Species of gastropod

Besla excolpa is a species of sea snail, a marine gastropod mollusk in the family Pyramidellidae, the pyrams and their allies.

==Description==
The shell is very small, measuring 2 mm. It is semitranslucent, bluish-white. The2 1/2 nuclear whorls are quite large, forming a moderately elevated, helicoid spire, whose axis is at right angles to that of the succeeding turns, in the first of which it is about one-fourth immersed. The five post-nuclear whorls are decidedly rounded, with the greatest convexity falling on the anterior third of the whorls, between the sutures, appressed at the summit.
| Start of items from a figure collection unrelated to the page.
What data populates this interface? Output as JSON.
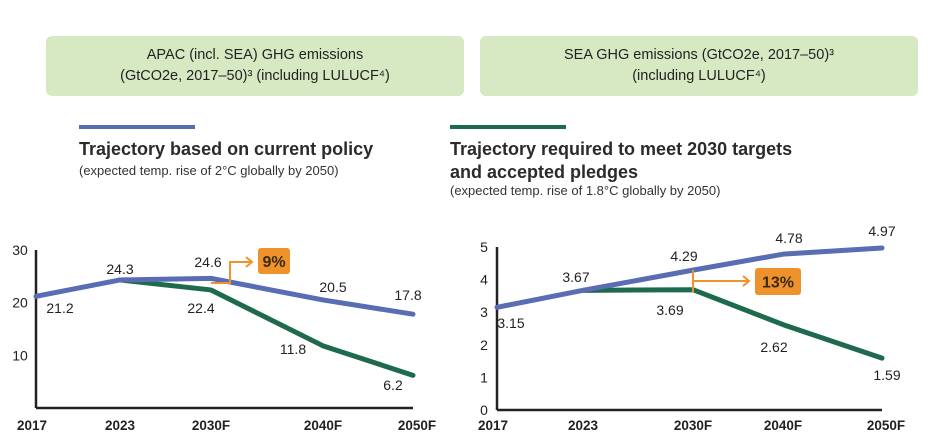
{
  "headers": [
    {
      "line1": "APAC (incl. SEA) GHG emissions",
      "line2": "(GtCO2e, 2017–50)³ (including LULUCF⁴)"
    },
    {
      "line1": "SEA GHG emissions (GtCO2e, 2017–50)³",
      "line2": "(including LULUCF⁴)"
    }
  ],
  "legend": [
    {
      "title": "Trajectory based on current policy",
      "title2": "",
      "subtitle": "(expected temp. rise of 2°C globally by 2050)",
      "color": "#5a6cb4"
    },
    {
      "title": "Trajectory required to meet 2030 targets",
      "title2": "and accepted pledges",
      "subtitle": "(expected temp. rise of 1.8°C globally by 2050)",
      "color": "#1d6a4c"
    }
  ],
  "chart_data": [
    {
      "type": "line",
      "categories": [
        "2017",
        "2023",
        "2030F",
        "2040F",
        "2050F"
      ],
      "yticks": [
        "10",
        "20",
        "30"
      ],
      "ylim": [
        0,
        30
      ],
      "series": [
        {
          "name": "Trajectory based on current policy",
          "values": [
            21.2,
            24.3,
            24.6,
            20.5,
            17.8
          ],
          "labels": [
            "21.2",
            "24.3",
            "24.6",
            "20.5",
            "17.8"
          ]
        },
        {
          "name": "Trajectory required to meet 2030 targets and accepted pledges",
          "values": [
            null,
            24.3,
            22.4,
            11.8,
            6.2
          ],
          "labels": [
            "",
            "",
            "22.4",
            "11.8",
            "6.2"
          ]
        }
      ],
      "annotation": "9%"
    },
    {
      "type": "line",
      "categories": [
        "2017",
        "2023",
        "2030F",
        "2040F",
        "2050F"
      ],
      "yticks": [
        "0",
        "1",
        "2",
        "3",
        "4",
        "5"
      ],
      "ylim": [
        0,
        5
      ],
      "series": [
        {
          "name": "Trajectory based on current policy",
          "values": [
            3.15,
            3.67,
            4.29,
            4.78,
            4.97
          ],
          "labels": [
            "3.15",
            "3.67",
            "4.29",
            "4.78",
            "4.97"
          ]
        },
        {
          "name": "Trajectory required to meet 2030 targets and accepted pledges",
          "values": [
            null,
            3.67,
            3.69,
            2.62,
            1.59
          ],
          "labels": [
            "",
            "",
            "3.69",
            "2.62",
            "1.59"
          ]
        }
      ],
      "annotation": "13%"
    }
  ],
  "colors": {
    "header_bg": "#d7e9c3",
    "callout": "#f0922b",
    "blue": "#5a6cb4",
    "green": "#1d6a4c"
  }
}
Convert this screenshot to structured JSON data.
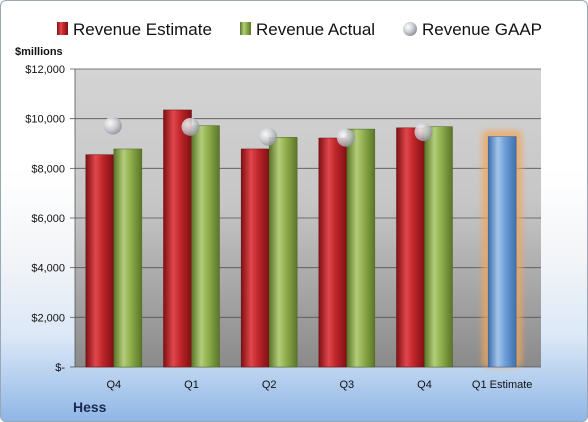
{
  "chart_data": {
    "type": "bar",
    "categories": [
      "Q4",
      "Q1",
      "Q2",
      "Q3",
      "Q4",
      "Q1 Estimate"
    ],
    "series": [
      {
        "name": "Revenue Estimate",
        "kind": "bar",
        "color": "#c0262b",
        "values": [
          8550,
          10350,
          8780,
          9220,
          9630,
          null
        ]
      },
      {
        "name": "Revenue Actual",
        "kind": "bar",
        "color": "#8fae4c",
        "values": [
          8780,
          9720,
          9250,
          9580,
          9680,
          null
        ]
      },
      {
        "name": "Revenue GAAP",
        "kind": "marker",
        "color": "#c8ccd2",
        "values": [
          9720,
          9670,
          9270,
          9230,
          9460,
          null
        ]
      },
      {
        "name": "Q1 Estimate",
        "kind": "highlight-bar",
        "color": "#6e9fd8",
        "glow": "#f2a65a",
        "values": [
          null,
          null,
          null,
          null,
          null,
          9280
        ]
      }
    ],
    "ylabel": "$millions",
    "ylim": [
      0,
      12000
    ],
    "yticks": [
      0,
      2000,
      4000,
      6000,
      8000,
      10000,
      12000
    ],
    "ytick_labels": [
      "$-",
      "$2,000",
      "$4,000",
      "$6,000",
      "$8,000",
      "$10,000",
      "$12,000"
    ],
    "grid": true,
    "legend": "top",
    "company": "Hess"
  }
}
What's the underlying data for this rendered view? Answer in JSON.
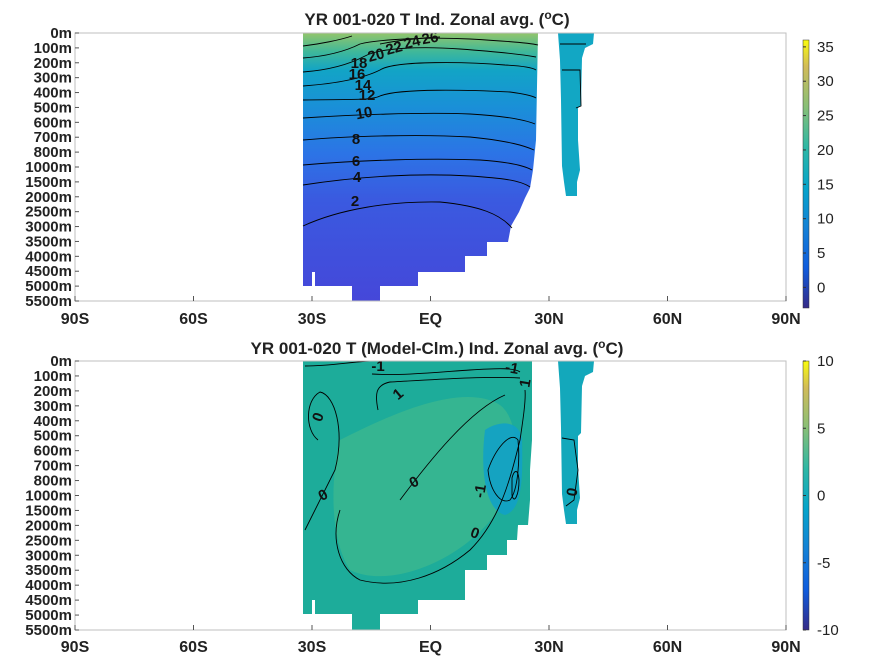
{
  "chart_data": [
    {
      "type": "heatmap",
      "title": "YR 001-020 T Ind. Zonal avg. (",
      "title_unit_sup": "o",
      "title_unit_end": "C)",
      "x_ticks": [
        "90S",
        "60S",
        "30S",
        "EQ",
        "30N",
        "60N",
        "90N"
      ],
      "x_values": [
        -90,
        -60,
        -30,
        0,
        30,
        60,
        90
      ],
      "xlim": [
        -90,
        90
      ],
      "y_ticks": [
        "0m",
        "100m",
        "200m",
        "300m",
        "400m",
        "500m",
        "600m",
        "700m",
        "800m",
        "1000m",
        "1500m",
        "2000m",
        "2500m",
        "3000m",
        "3500m",
        "4000m",
        "4500m",
        "5000m",
        "5500m"
      ],
      "colorbar": {
        "ticks": [
          35,
          30,
          25,
          20,
          15,
          10,
          5,
          0
        ],
        "range": [
          -3,
          36
        ],
        "colormap": "parula"
      },
      "contour_labels": [
        "2",
        "4",
        "6",
        "8",
        "10",
        "12",
        "14",
        "16",
        "18",
        "20",
        "22",
        "24",
        "26"
      ]
    },
    {
      "type": "heatmap",
      "title": "YR 001-020 T (Model-Clm.) Ind. Zonal avg. (",
      "title_unit_sup": "o",
      "title_unit_end": "C)",
      "x_ticks": [
        "90S",
        "60S",
        "30S",
        "EQ",
        "30N",
        "60N",
        "90N"
      ],
      "x_values": [
        -90,
        -60,
        -30,
        0,
        30,
        60,
        90
      ],
      "xlim": [
        -90,
        90
      ],
      "y_ticks": [
        "0m",
        "100m",
        "200m",
        "300m",
        "400m",
        "500m",
        "600m",
        "700m",
        "800m",
        "1000m",
        "1500m",
        "2000m",
        "2500m",
        "3000m",
        "3500m",
        "4000m",
        "4500m",
        "5000m",
        "5500m"
      ],
      "colorbar": {
        "ticks": [
          10,
          5,
          0,
          -5,
          -10
        ],
        "range": [
          -10,
          10
        ],
        "colormap": "parula"
      },
      "contour_labels": [
        "-1",
        "-1",
        "1",
        "1",
        "0",
        "0",
        "0",
        "0",
        "-1",
        "0"
      ]
    }
  ]
}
They are marked by decidedly sinuous, slender, axial ribs, of which about 18 occur upon the first and second, 20 upon the third, and 28 upon the penultimate turn. The intercostal spaces are about three times as wide as the ribs. In addition to the axial sculpture, the whorls are crossed by three equal and subequally spaced, spiral threads, which are almost as strong as the axial ribs. The first of these is situated at the posterior termination of the anterior third, between the sutures, while the third marks the periphery, the second being halfway between the two. The intersections of the spiral threads and axial ribs are lightly nodulose, while the spaces enclosed between them appear as almost square pits. The base of the shell is well rounded, marked by four slender, spiral threads and the feeble continuations of the axial ribs, which extend to the umbilical area. The sutures are strongly impressed. The aperture is ear-shaped. The posterior angle is acute. The outer lip is thin, showing the external sculpture within. The inner lip is slightly curved, decidedly revolute, adnate to the base, provided with a strong, oblique fold at its insertion. The parietal wall is covered with a thick callus, which connects the insertion of the inner lip with the posterior angle of the aperture.

==Distribution==
This species occurs in the Gulf of California.